21 substituting outliers

Ok. We found the outliers. Now what?!

As usual, it depends.

21.1 Do nothing

Assuming the outlier indeed happened in real life, and is not the result of faulty data transmission or bad data recording, then excluding an outlier might be the last thing you want to do. Sometimes extreme events do happen, such as a one-in-a-hundred-year storm, and they have a disproportionate weight on the system you are studying. The outliers might actually be the most interesting points in your data for all you know!

In case the outliers are not of interest to you, if you are using robust methods to analyze your data, you don’t necessarily need to do anything either. For instance, let’s say that you want to smooth your time series. If instead of taking the mean inside a sliding window you choose to calculate the median, then outliers shouldn’t be a problem. Test it and see if it’s true. Go on.

For many things you need to do (not only smoothing), you might be able to find robust methods. What do you do if you have to use a non-robust method? Well, then you can substitute the outlier for two things: NaN or imputated values.

21.2 NaN

Substitute outliers for NaN.

NaN means “Not a Number”, and is what you get when you try to perform a mathematical operation like 0/0. It is common to see NaN in dataset rows when data was not collected for some reason.

This might seem like a neutral solution, but it actually can generate problems down the line. See this example:

import stuff

import numpy as np
import pandas as pd
import matplotlib.pyplot as plt
from matplotlib.dates import DateFormatter
import matplotlib.dates as mdates
import seaborn as sns
sns.set(style="ticks", font_scale=1.5)  # white graphs, with large and legible letters
from scipy.signal import savgol_filter

# example using numpy
series = np.array([2, 4, 5, np.nan, 8, 15])
mean = np.mean(series)
print(f"the series average is {mean}")

the series average is nan

A single NaN in your time series ruins the whole calculation! There is a workaround though:

mean = np.nanmean(series)
print(f"the series average is {mean}")

the series average is 6.8

You have to make sure what is the behavior of each function you use with respect to NaNs, and if possible, use a suitable substitute.

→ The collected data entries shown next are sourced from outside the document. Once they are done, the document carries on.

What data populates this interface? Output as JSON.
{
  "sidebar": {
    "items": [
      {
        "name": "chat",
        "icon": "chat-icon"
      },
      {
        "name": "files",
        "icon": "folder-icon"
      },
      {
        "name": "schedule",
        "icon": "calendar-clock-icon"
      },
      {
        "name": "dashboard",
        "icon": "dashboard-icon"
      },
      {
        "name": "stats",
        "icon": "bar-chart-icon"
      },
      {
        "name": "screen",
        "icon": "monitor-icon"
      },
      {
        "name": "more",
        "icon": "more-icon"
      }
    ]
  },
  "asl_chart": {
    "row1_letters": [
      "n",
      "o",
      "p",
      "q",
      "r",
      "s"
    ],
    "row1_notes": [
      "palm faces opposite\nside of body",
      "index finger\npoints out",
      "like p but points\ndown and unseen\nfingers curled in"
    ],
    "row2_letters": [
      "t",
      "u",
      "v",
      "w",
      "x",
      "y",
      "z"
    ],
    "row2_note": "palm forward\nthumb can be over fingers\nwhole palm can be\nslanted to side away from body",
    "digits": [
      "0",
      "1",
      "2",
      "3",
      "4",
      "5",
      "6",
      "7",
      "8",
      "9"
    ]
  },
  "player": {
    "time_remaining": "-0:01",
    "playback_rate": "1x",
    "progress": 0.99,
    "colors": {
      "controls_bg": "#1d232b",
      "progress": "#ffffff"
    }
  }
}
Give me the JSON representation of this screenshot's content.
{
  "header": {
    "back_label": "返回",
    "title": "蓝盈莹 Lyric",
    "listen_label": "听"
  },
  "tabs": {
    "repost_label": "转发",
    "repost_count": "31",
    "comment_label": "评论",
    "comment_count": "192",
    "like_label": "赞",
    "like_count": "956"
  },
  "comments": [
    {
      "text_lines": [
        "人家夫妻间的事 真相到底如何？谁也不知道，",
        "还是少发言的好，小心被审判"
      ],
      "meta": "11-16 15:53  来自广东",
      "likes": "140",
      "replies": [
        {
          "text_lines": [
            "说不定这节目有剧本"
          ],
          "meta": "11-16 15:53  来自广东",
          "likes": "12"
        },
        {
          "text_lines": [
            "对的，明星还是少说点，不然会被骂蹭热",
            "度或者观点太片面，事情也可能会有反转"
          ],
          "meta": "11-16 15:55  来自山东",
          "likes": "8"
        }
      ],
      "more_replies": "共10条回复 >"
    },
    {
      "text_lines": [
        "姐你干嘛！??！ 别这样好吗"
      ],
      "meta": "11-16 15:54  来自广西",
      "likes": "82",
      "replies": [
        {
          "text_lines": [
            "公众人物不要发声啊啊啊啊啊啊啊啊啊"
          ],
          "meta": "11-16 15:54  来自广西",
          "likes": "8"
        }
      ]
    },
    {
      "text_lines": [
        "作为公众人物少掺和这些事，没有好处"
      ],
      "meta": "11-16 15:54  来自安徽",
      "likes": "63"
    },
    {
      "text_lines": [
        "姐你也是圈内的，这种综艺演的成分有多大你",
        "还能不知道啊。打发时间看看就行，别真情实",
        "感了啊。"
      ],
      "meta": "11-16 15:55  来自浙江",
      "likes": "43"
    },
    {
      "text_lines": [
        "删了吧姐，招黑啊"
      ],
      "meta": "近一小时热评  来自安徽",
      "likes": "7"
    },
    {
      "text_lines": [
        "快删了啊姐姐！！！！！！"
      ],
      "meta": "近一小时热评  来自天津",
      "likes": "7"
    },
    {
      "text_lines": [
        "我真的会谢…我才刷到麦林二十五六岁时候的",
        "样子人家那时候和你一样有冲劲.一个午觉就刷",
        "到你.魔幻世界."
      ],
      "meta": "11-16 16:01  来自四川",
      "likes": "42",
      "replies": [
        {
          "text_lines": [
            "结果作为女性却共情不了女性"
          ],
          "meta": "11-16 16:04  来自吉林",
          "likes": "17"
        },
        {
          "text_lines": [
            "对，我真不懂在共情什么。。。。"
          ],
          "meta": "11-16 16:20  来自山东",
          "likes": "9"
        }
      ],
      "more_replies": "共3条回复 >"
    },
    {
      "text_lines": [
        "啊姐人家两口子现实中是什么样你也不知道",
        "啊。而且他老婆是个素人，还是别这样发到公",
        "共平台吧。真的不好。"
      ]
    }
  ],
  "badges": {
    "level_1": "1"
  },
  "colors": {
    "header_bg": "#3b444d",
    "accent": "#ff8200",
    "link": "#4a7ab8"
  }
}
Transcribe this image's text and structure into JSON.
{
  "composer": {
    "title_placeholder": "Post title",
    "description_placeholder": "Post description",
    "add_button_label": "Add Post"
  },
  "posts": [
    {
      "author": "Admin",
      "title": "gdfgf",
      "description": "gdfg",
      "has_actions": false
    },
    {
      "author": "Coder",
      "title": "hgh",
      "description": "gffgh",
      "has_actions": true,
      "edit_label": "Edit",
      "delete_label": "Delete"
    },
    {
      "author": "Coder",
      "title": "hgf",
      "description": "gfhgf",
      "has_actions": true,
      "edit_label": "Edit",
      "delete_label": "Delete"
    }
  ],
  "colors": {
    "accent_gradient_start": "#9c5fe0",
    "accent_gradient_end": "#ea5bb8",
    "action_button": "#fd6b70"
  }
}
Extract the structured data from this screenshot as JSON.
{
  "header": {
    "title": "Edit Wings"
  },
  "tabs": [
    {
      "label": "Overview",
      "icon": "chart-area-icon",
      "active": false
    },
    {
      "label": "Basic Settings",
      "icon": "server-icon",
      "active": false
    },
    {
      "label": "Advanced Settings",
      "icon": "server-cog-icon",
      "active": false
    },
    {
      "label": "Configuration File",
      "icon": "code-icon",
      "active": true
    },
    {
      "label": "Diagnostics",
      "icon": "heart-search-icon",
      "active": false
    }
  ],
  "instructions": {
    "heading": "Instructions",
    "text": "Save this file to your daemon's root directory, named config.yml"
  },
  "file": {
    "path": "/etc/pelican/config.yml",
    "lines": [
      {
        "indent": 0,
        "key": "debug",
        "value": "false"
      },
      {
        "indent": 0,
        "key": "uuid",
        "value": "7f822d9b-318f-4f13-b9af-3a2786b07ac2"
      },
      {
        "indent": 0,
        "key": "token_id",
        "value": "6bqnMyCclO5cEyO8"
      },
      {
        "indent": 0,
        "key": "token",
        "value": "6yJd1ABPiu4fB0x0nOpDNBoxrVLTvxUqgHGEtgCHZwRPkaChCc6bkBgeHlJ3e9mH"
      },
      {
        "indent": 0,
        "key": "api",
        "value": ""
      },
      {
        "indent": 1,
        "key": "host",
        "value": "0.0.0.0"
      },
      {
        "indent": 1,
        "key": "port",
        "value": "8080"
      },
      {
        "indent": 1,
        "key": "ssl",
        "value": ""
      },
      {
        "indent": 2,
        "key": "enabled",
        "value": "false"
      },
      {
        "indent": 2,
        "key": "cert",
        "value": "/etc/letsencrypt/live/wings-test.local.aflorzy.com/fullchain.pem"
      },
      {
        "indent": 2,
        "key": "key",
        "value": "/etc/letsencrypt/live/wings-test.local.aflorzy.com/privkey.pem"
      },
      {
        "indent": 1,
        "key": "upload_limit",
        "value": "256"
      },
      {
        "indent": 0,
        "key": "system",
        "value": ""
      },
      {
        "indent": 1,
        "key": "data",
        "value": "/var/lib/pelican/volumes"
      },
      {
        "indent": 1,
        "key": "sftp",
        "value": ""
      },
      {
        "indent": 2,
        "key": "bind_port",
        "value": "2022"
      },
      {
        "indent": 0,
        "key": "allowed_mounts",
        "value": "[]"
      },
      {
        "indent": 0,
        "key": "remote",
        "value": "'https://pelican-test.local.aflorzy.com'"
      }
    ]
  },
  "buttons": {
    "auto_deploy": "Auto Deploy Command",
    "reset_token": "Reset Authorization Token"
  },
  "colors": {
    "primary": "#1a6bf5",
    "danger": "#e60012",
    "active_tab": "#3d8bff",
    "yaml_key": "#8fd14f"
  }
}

The same example in pandas would not fail:

date_range = pd.date_range(start='2024-01-01', periods=len(series), freq='1D')
df = pd.DataFrame({'series': series}, index=date_range)
mean = df['series'].mean()
print(f"the series average is {mean}")

the series average is 6.8

21.3 imputate values

To “imputate values” means to fill in the missing value with a guess, an estimation of what this data point “should have been” if it were measured in the first place. Why should we bother to do so? Because many tools that we know and love don’t do well with missing values.

We learned about the Savitzky-Golay filter for smoothing data. See what happens when there is a single NaN in the series:

create time series

steps = np.random.randint(low=-2, high=2, size=100)
data = steps.cumsum()
date_range = pd.date_range(start='2023-01-01', periods=len(data), freq='1D')
df = pd.DataFrame({'series': data}, index=date_range)
df.loc['2023-02-05', 'series'] = np.nan

smooth it and then plot

df['sg'] = savgol_filter(df['series'], window_length=15, polyorder=2)

def concise(ax):
    locator = mdates.AutoDateLocator(minticks=3, maxticks=7)
    formatter = mdates.ConciseDateFormatter(locator)
    ax.xaxis.set_major_locator(locator)
    ax.xaxis.set_major_formatter(formatter)

fig, ax = plt.subplots(figsize=(8,4))
ax.plot(df['series'], color="tab:blue", label="series with 1 NaN")
ax.plot(df['sg'], color="tab:orange", label="SavGol filter has many more NaNs")
concise(ax)
ax.legend(frameon=False);

We will deal with this topic in the next chapter, “interpolation”. There, we will learn a few methods to fill in missing data, and basic NaN operations you should be acquainted with.